Adam

class dragon.vm.torch.optim.Adam(
  params,
  lr=0.001,
  beta1=0.9,
  beta2=0.999,
  eps=1e-08,
  weight_decay=0,
  amsgrad=False,
  scale_gradient=1.0,
  clip_gradient=-1.0
)[source]

The optimizer which implements Adam algorithm. [Kingma & Ba, 2014].

The Adam update is defined as:

\[\text{Adam}(g) = -\frac{\text{lr} * m_{t}}{\sqrt{v_{t}} + \epsilon} \\ \quad \\ \text{where}\quad \begin{cases} m_{t} = \beta_{1} * m_{t-1} + (1 - \beta_{1}) * g \\ v_{t} = \beta_{2} * v_{t-1} + (1 - \beta_{2}) * g^{2} \end{cases} \]

__init__

Adam.__init__(
  params,
  lr=0.001,
  beta1=0.9,
  beta2=0.999,
  eps=1e-08,
  weight_decay=0,
  amsgrad=False,
  scale_gradient=1.0,
  clip_gradient=-1.0
)[source]

Create an Adam optimizer.

Parameters:
  • params (Sequence[dragon.vm.torch.nn.Parameter]) – The parameters to optimize.
  • lr (float, required) – The initial value for \(\text{lr}\).
  • beta1 (float, optional, default=0.9) – The initial value for \(\beta_{1}\).
  • beta2 (float, optional, default=0.999) – The initial value for \(\beta_{2}\).
  • eps (float, optional, default=1e-8) – The initial value of \(\epsilon\).
  • weight_decay (float, optional, default=-1.) – The factor of L2 penalty.
  • amsgrad (bool, optional, default=False) – True to switch to AMSGrad optimizer.
  • scale_gradient (float, optional, default=1.) – The factor to scale gradients.
  • clip_gradient (float, optional, default=-1.) – The norm thresh to clip gradients.

Methods

accumulate_grad

Optimizer.accumulate_grad()[source]

Accumulate all gradients.

Call this method after a backward pass:

x = torch.ones(1, 3, requires_grad=True)
for i in range(10):
    y = x + 1
    y.backward()
    optimizer.accumulate_grad()
optimizer.step()

add_param_group

Optimizer.add_param_group(param_group)[source]

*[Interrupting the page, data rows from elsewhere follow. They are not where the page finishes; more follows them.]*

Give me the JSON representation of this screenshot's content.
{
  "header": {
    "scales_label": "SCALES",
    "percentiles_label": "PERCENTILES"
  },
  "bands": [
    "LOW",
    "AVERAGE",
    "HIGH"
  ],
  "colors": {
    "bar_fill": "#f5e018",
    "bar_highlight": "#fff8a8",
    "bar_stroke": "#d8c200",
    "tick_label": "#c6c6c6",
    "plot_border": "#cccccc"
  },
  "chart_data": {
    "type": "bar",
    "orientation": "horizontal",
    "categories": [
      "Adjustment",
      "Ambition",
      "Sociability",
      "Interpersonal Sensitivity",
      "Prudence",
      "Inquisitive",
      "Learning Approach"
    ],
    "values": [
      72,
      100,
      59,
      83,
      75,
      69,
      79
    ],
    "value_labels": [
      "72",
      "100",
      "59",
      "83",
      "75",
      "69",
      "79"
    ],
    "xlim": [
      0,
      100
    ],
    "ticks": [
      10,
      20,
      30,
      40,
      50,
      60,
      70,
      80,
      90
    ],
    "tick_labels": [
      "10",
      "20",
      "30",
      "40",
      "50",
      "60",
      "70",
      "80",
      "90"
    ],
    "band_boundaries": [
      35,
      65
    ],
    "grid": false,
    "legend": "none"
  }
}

Add a new param group into the optimizer.

The param_group should be a dict containing the defaults optionally:

# A group redefined ``lr`` and ``weight_decay``
param_group1 = {
    'params': [],
    'lr': 0.01,
    'weight_decay': 0.0001,
}
# A group inherits the defaults while using ``multiplier``
param_group2 = {
    'params': [],
    'lr_mult': 1.,
    'decay_mult': 1.,
}
Parameters:
  • param_group (Dict) – The param group to add.

step

Optimizer.step()[source]

Perform one step update.

Call this method after a backward pass:

x = torch.ones(1, 3, requires_grad=True)
y = x + 1
y.backward()
optimizer.step()

zero_grad

Optimizer.zero_grad(reset=False)[source]

Set all gradients to zeros.

This method is not necessary usually, as we will overwrite the gradients in the next computation.

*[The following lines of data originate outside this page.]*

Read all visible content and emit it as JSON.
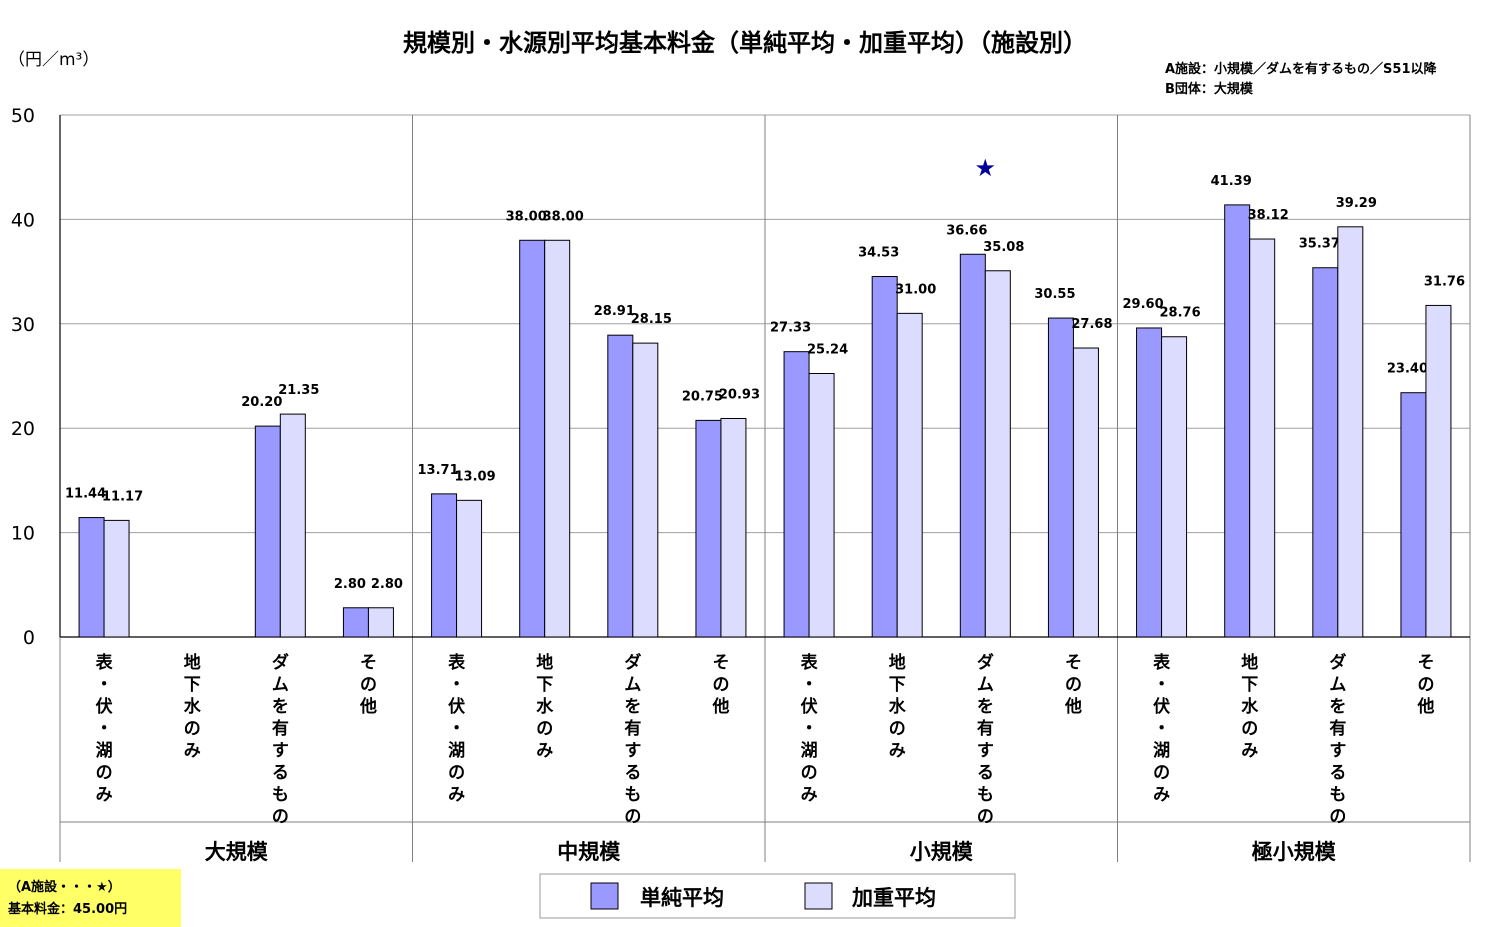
{
  "chart_data": {
    "type": "bar",
    "title": "規模別・水源別平均基本料金（単純平均・加重平均）（施設別）",
    "ylabel": "（円／m³）",
    "ylim": [
      0,
      50
    ],
    "yticks": [
      "0",
      "10",
      "20",
      "30",
      "40",
      "50"
    ],
    "grid": true,
    "legend_position": "bottom-center",
    "notes": [
      "A施設：小規模／ダムを有するもの／S51以降",
      "B団体：大規模"
    ],
    "groups": [
      "大規模",
      "中規模",
      "小規模",
      "極小規模"
    ],
    "categories": [
      "表・伏・湖のみ",
      "地下水のみ",
      "ダムを有するもの",
      "その他"
    ],
    "series": [
      {
        "name": "単純平均",
        "color": "#9999ff",
        "values": [
          [
            11.44,
            null,
            20.2,
            2.8
          ],
          [
            13.71,
            38.0,
            28.91,
            20.75
          ],
          [
            27.33,
            34.53,
            36.66,
            30.55
          ],
          [
            29.6,
            41.39,
            35.37,
            23.4
          ]
        ],
        "labels": [
          [
            "11.44",
            "",
            "20.20",
            "2.80"
          ],
          [
            "13.71",
            "38.00",
            "28.91",
            "20.75"
          ],
          [
            "27.33",
            "34.53",
            "36.66",
            "30.55"
          ],
          [
            "29.60",
            "41.39",
            "35.37",
            "23.40"
          ]
        ]
      },
      {
        "name": "加重平均",
        "color": "#dcdcff",
        "values": [
          [
            11.17,
            null,
            21.35,
            2.8
          ],
          [
            13.09,
            38.0,
            28.15,
            20.93
          ],
          [
            25.24,
            31.0,
            35.08,
            27.68
          ],
          [
            28.76,
            38.12,
            39.29,
            31.76
          ]
        ],
        "labels": [
          [
            "11.17",
            "",
            "21.35",
            "2.80"
          ],
          [
            "13.09",
            "38.00",
            "28.15",
            "20.93"
          ],
          [
            "25.24",
            "31.00",
            "35.08",
            "27.68"
          ],
          [
            "28.76",
            "38.12",
            "39.29",
            "31.76"
          ]
        ]
      }
    ],
    "marker": {
      "symbol": "★",
      "color": "#000099",
      "group": "小規模",
      "category": "ダムを有するもの",
      "value": 45.0
    },
    "marker_box": {
      "line1": "（A施設・・・★）",
      "line2": "基本料金：45.00円"
    }
  }
}
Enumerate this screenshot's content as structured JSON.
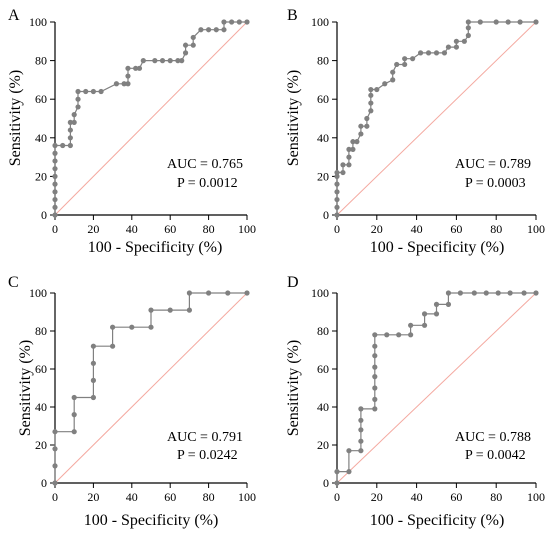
{
  "chart_data": [
    {
      "panel": "A",
      "type": "line",
      "xlabel": "100 - Specificity (%)",
      "ylabel": "Sensitivity (%)",
      "xlim": [
        0,
        100
      ],
      "ylim": [
        0,
        100
      ],
      "xticks": [
        0,
        20,
        40,
        60,
        80,
        100
      ],
      "yticks": [
        0,
        20,
        40,
        60,
        80,
        100
      ],
      "auc_text": "AUC = 0.765",
      "p_text": "P = 0.0012",
      "reference_color": "#f4a9a0",
      "curve_color": "#808080",
      "curve": [
        [
          0,
          0
        ],
        [
          0,
          4
        ],
        [
          0,
          8
        ],
        [
          0,
          12
        ],
        [
          0,
          16
        ],
        [
          0,
          20
        ],
        [
          0,
          24
        ],
        [
          0,
          28
        ],
        [
          0,
          32
        ],
        [
          0,
          36
        ],
        [
          4,
          36
        ],
        [
          8,
          36
        ],
        [
          8,
          40
        ],
        [
          8,
          44
        ],
        [
          8,
          48
        ],
        [
          10,
          48
        ],
        [
          10,
          52
        ],
        [
          12,
          56
        ],
        [
          12,
          60
        ],
        [
          12,
          64
        ],
        [
          16,
          64
        ],
        [
          20,
          64
        ],
        [
          24,
          64
        ],
        [
          32,
          68
        ],
        [
          36,
          68
        ],
        [
          38,
          68
        ],
        [
          38,
          72
        ],
        [
          38,
          76
        ],
        [
          42,
          76
        ],
        [
          44,
          76
        ],
        [
          46,
          80
        ],
        [
          52,
          80
        ],
        [
          56,
          80
        ],
        [
          60,
          80
        ],
        [
          64,
          80
        ],
        [
          66,
          80
        ],
        [
          68,
          84
        ],
        [
          68,
          88
        ],
        [
          72,
          88
        ],
        [
          72,
          92
        ],
        [
          76,
          96
        ],
        [
          80,
          96
        ],
        [
          84,
          96
        ],
        [
          88,
          96
        ],
        [
          88,
          100
        ],
        [
          92,
          100
        ],
        [
          96,
          100
        ],
        [
          100,
          100
        ]
      ]
    },
    {
      "panel": "B",
      "type": "line",
      "xlabel": "100 - Specificity (%)",
      "ylabel": "Sensitivity (%)",
      "xlim": [
        0,
        100
      ],
      "ylim": [
        0,
        100
      ],
      "xticks": [
        0,
        20,
        40,
        60,
        80,
        100
      ],
      "yticks": [
        0,
        20,
        40,
        60,
        80,
        100
      ],
      "auc_text": "AUC = 0.789",
      "p_text": "P = 0.0003",
      "reference_color": "#f4a9a0",
      "curve_color": "#808080",
      "curve": [
        [
          0,
          0
        ],
        [
          0,
          4
        ],
        [
          0,
          8
        ],
        [
          0,
          12
        ],
        [
          0,
          16
        ],
        [
          0,
          20
        ],
        [
          0,
          22
        ],
        [
          3,
          22
        ],
        [
          3,
          26
        ],
        [
          6,
          26
        ],
        [
          6,
          30
        ],
        [
          6,
          34
        ],
        [
          8,
          34
        ],
        [
          8,
          38
        ],
        [
          10,
          38
        ],
        [
          12,
          42
        ],
        [
          12,
          46
        ],
        [
          15,
          46
        ],
        [
          15,
          50
        ],
        [
          17,
          54
        ],
        [
          17,
          58
        ],
        [
          17,
          62
        ],
        [
          17,
          65
        ],
        [
          20,
          65
        ],
        [
          24,
          68
        ],
        [
          28,
          70
        ],
        [
          28,
          74
        ],
        [
          30,
          78
        ],
        [
          34,
          78
        ],
        [
          34,
          81
        ],
        [
          38,
          81
        ],
        [
          42,
          84
        ],
        [
          46,
          84
        ],
        [
          50,
          84
        ],
        [
          54,
          84
        ],
        [
          56,
          87
        ],
        [
          60,
          87
        ],
        [
          60,
          90
        ],
        [
          64,
          90
        ],
        [
          66,
          93
        ],
        [
          66,
          97
        ],
        [
          66,
          100
        ],
        [
          72,
          100
        ],
        [
          80,
          100
        ],
        [
          86,
          100
        ],
        [
          92,
          100
        ],
        [
          100,
          100
        ]
      ]
    },
    {
      "panel": "C",
      "type": "line",
      "xlabel": "100 - Specificity (%)",
      "ylabel": "Sensitivity (%)",
      "xlim": [
        0,
        100
      ],
      "ylim": [
        0,
        100
      ],
      "xticks": [
        0,
        20,
        40,
        60,
        80,
        100
      ],
      "yticks": [
        0,
        20,
        40,
        60,
        80,
        100
      ],
      "auc_text": "AUC = 0.791",
      "p_text": "P = 0.0242",
      "reference_color": "#f4a9a0",
      "curve_color": "#808080",
      "curve": [
        [
          0,
          0
        ],
        [
          0,
          9
        ],
        [
          0,
          18
        ],
        [
          0,
          27
        ],
        [
          10,
          27
        ],
        [
          10,
          36
        ],
        [
          10,
          45
        ],
        [
          20,
          45
        ],
        [
          20,
          54
        ],
        [
          20,
          63
        ],
        [
          20,
          72
        ],
        [
          30,
          72
        ],
        [
          30,
          82
        ],
        [
          40,
          82
        ],
        [
          50,
          82
        ],
        [
          50,
          91
        ],
        [
          60,
          91
        ],
        [
          70,
          91
        ],
        [
          70,
          100
        ],
        [
          80,
          100
        ],
        [
          90,
          100
        ],
        [
          100,
          100
        ]
      ]
    },
    {
      "panel": "D",
      "type": "line",
      "xlabel": "100 - Specificity (%)",
      "ylabel": "Sensitivity (%)",
      "xlim": [
        0,
        100
      ],
      "ylim": [
        0,
        100
      ],
      "xticks": [
        0,
        20,
        40,
        60,
        80,
        100
      ],
      "yticks": [
        0,
        20,
        40,
        60,
        80,
        100
      ],
      "auc_text": "AUC = 0.788",
      "p_text": "P = 0.0042",
      "reference_color": "#f4a9a0",
      "curve_color": "#808080",
      "curve": [
        [
          0,
          0
        ],
        [
          0,
          6
        ],
        [
          6,
          6
        ],
        [
          6,
          17
        ],
        [
          12,
          17
        ],
        [
          12,
          22
        ],
        [
          12,
          28
        ],
        [
          12,
          33
        ],
        [
          12,
          39
        ],
        [
          19,
          39
        ],
        [
          19,
          44
        ],
        [
          19,
          50
        ],
        [
          19,
          56
        ],
        [
          19,
          61
        ],
        [
          19,
          67
        ],
        [
          19,
          72
        ],
        [
          19,
          78
        ],
        [
          25,
          78
        ],
        [
          31,
          78
        ],
        [
          37,
          78
        ],
        [
          37,
          83
        ],
        [
          44,
          83
        ],
        [
          44,
          89
        ],
        [
          50,
          89
        ],
        [
          50,
          94
        ],
        [
          56,
          94
        ],
        [
          56,
          100
        ],
        [
          62,
          100
        ],
        [
          69,
          100
        ],
        [
          75,
          100
        ],
        [
          81,
          100
        ],
        [
          87,
          100
        ],
        [
          94,
          100
        ],
        [
          100,
          100
        ]
      ]
    }
  ]
}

However, if some gradients are not computed every time, remember to reset them before step(...):

m1 = torch.nn.Linear(3, 3)
m2 = torch.nn.Linear(3, 3)
x = torch.ones(1, 3, requires_grad=True)
for i in range(10):
    x = m1(x)
    if i in (2, 4, 6):
        x += m2(x)
optimizer.zero_grad(reset=True)
x.backward()
Parameters:
  • reset (bool, optional, default=False) – True to reset the memory instead of zeroing.